When then-candidate Bill Clinton needed to urge his campaign team to focus on a winning issue, he famously quipped, “It’s the economy, stupid!” With perhaps altogether different stakes on the table in the world of magazine advertisement, there seems to be a growing chorus of agreement that engagement is the key to success for digital ads, particularly on the tablet.
Forbes’ Paul Dunay delves into this new flavor of marketing in a recent article Engagement Advertising: The Future of Brand Advertising?
Behavioral studies show that when an individual seeks information about something and is able to act upon it, the conversion of that intent will be 70 percent more efficient than a classical push ad. It becomes even more so if you add the ability to engage the user in a conversation about a product he is interested in or loves.

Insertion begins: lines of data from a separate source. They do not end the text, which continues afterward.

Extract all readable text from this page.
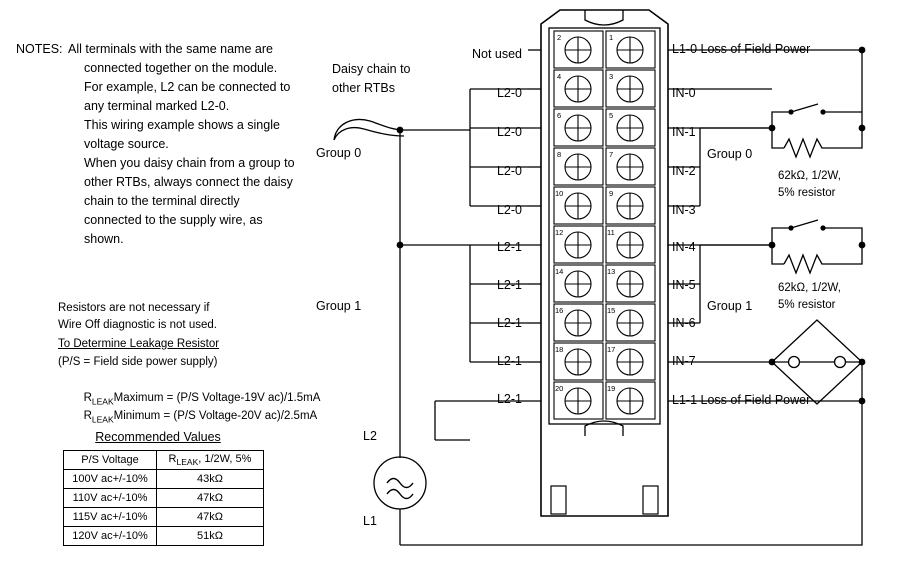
NOTES: All terminals with the same name are
connected together on the module.
For example, L2 can be connected to
any terminal marked L2-0.
This wiring example shows a single
voltage source.
When you daisy chain from a group to
other RTBs, always connect the daisy
chain to the terminal directly
connected to the supply wire, as
shown.
Resistors are not necessary if
Wire Off diagnostic is not used.
To Determine Leakage Resistor
(P/S = Field side power supply)

$R_{LEAK}Maximum = (P/S$ Voltage-19V ac)/1.5mA

$R_{LEAK}Minimum = (P/S$ Voltage-20V ac)/2.5mA

Recommended Values
P/S Voltage	$R_{LEAK}$, 1/2W, 5%
100V ac+/-10%	43kΩ
110V ac+/-10%	47kΩ
115V ac+/-10%	47kΩ
120V ac+/-10%	51kΩ
Daisy chain to
other RTBs
Group 0
Group 1
L2
L1
Not used
L2-0
L2-0
L2-0
L2-0
L2-1
L2-1
L2-1
L2-1
L2-1
L1-0 Loss of Field Power
IN-0
IN-1
IN-2
IN-3
IN-4
IN-5
IN-6
IN-7
L1-1 Loss of Field Power
Group 0
Group 1
62kΩ, 1/2W,
5% resistor
62kΩ, 1/2W,
5% resistor
2	1
4	3
6	5
8	7
10	9
12	11
14	13
16	15
18	17
20	19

In its recent deep-dive study that specifically explored various types of tablet-based interactivity and reader engagement, VivaKi, a digital advertising solutions company, asked participants their thoughts about a new metric for measuring ad effectiveness.

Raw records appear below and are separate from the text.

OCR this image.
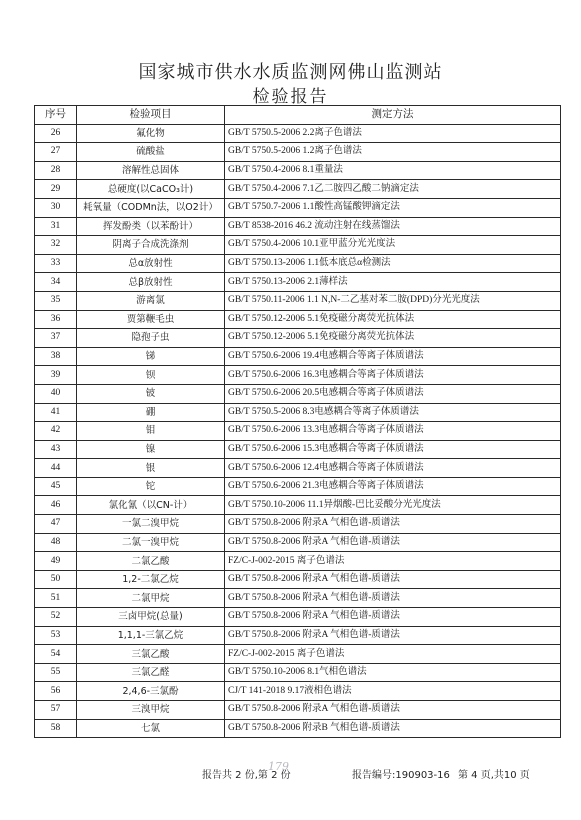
国家城市供水水质监测网佛山监测站
检验报告
序号	检验项目	测定方法
26	氟化物	GB/T 5750.5-2006 2.2离子色谱法
27	硫酸盐	GB/T 5750.5-2006 1.2离子色谱法
28	溶解性总固体	GB/T 5750.4-2006 8.1重量法
29	总硬度(以CaCO₃计)	GB/T 5750.4-2006 7.1乙二胺四乙酸二钠滴定法
30	耗氧量（CODMn法，以O2计）	GB/T 5750.7-2006 1.1酸性高锰酸钾滴定法
31	挥发酚类（以苯酚计）	GB/T 8538-2016 46.2 流动注射在线蒸馏法
32	阴离子合成洗涤剂	GB/T 5750.4-2006 10.1亚甲蓝分光光度法
33	总α放射性	GB/T 5750.13-2006 1.1低本底总α检测法
34	总β放射性	GB/T 5750.13-2006 2.1薄样法
35	游离氯	GB/T 5750.11-2006 1.1 N,N-二乙基对苯二胺(DPD)分光光度法
36	贾第鞭毛虫	GB/T 5750.12-2006 5.1免疫磁分离荧光抗体法
37	隐孢子虫	GB/T 5750.12-2006 5.1免疫磁分离荧光抗体法
38	锑	GB/T 5750.6-2006 19.4电感耦合等离子体质谱法
39	钡	GB/T 5750.6-2006 16.3电感耦合等离子体质谱法
40	铍	GB/T 5750.6-2006 20.5电感耦合等离子体质谱法
41	硼	GB/T 5750.5-2006 8.3电感耦合等离子体质谱法
42	钼	GB/T 5750.6-2006 13.3电感耦合等离子体质谱法
43	镍	GB/T 5750.6-2006 15.3电感耦合等离子体质谱法
44	银	GB/T 5750.6-2006 12.4电感耦合等离子体质谱法
45	铊	GB/T 5750.6-2006 21.3电感耦合等离子体质谱法
46	氯化氰（以CN-计）	GB/T 5750.10-2006 11.1异烟酸-巴比妥酸分光光度法
47	一氯二溴甲烷	GB/T 5750.8-2006 附录A 气相色谱-质谱法
48	二氯一溴甲烷	GB/T 5750.8-2006 附录A 气相色谱-质谱法
49	二氯乙酸	FZ/C-J-002-2015 离子色谱法
50	1,2-二氯乙烷	GB/T 5750.8-2006 附录A 气相色谱-质谱法
51	二氯甲烷	GB/T 5750.8-2006 附录A 气相色谱-质谱法
52	三卤甲烷(总量)	GB/T 5750.8-2006 附录A 气相色谱-质谱法
53	1,1,1-三氯乙烷	GB/T 5750.8-2006 附录A 气相色谱-质谱法
54	三氯乙酸	FZ/C-J-002-2015 离子色谱法
55	三氯乙醛	GB/T 5750.10-2006 8.1气相色谱法
56	2,4,6-三氯酚	CJ/T 141-2018 9.17液相色谱法
57	三溴甲烷	GB/T 5750.8-2006 附录A 气相色谱-质谱法
58	七氯	GB/T 5750.8-2006 附录B 气相色谱-质谱法
报告共 2 份,第 2 份
179
报告编号:190903-16 第 4 页,共10 页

When we were doing in-flight reporting, we really quickly decided to deprioritize click-through rate as a secondary or tertiary metric. The primary KPI for us was engagement. That was specific to our creative and content. – Jeff Chaban, VP Connections Research and Analytics, Mediavest
Our objective was to find a superior metric to click-through rate. People have been saying that click-through rate’s dead for so long. Moving to a focus on engagement rate wouldn’t be shocking to the industry. We’re okay that the click-through rate was .03 because the interaction rate was 5. – Amy Durbin, VP Media Director, Spark Communications
And, in the summary of the Folio:’s and min’s mid-April MediaMashup Summit, we read about How Media Companies Can Master the Digital Advertising Era and Maximize Ad Revenue:
Online advertising has traditionally been created to scale for the messaging itself, rather than engagement. Engagement is the true measure of success.
I’ll be looking for more evidence that engagement rate is more than just another term for what we’ve all been measuring all along. Perhaps it is the true measure of success.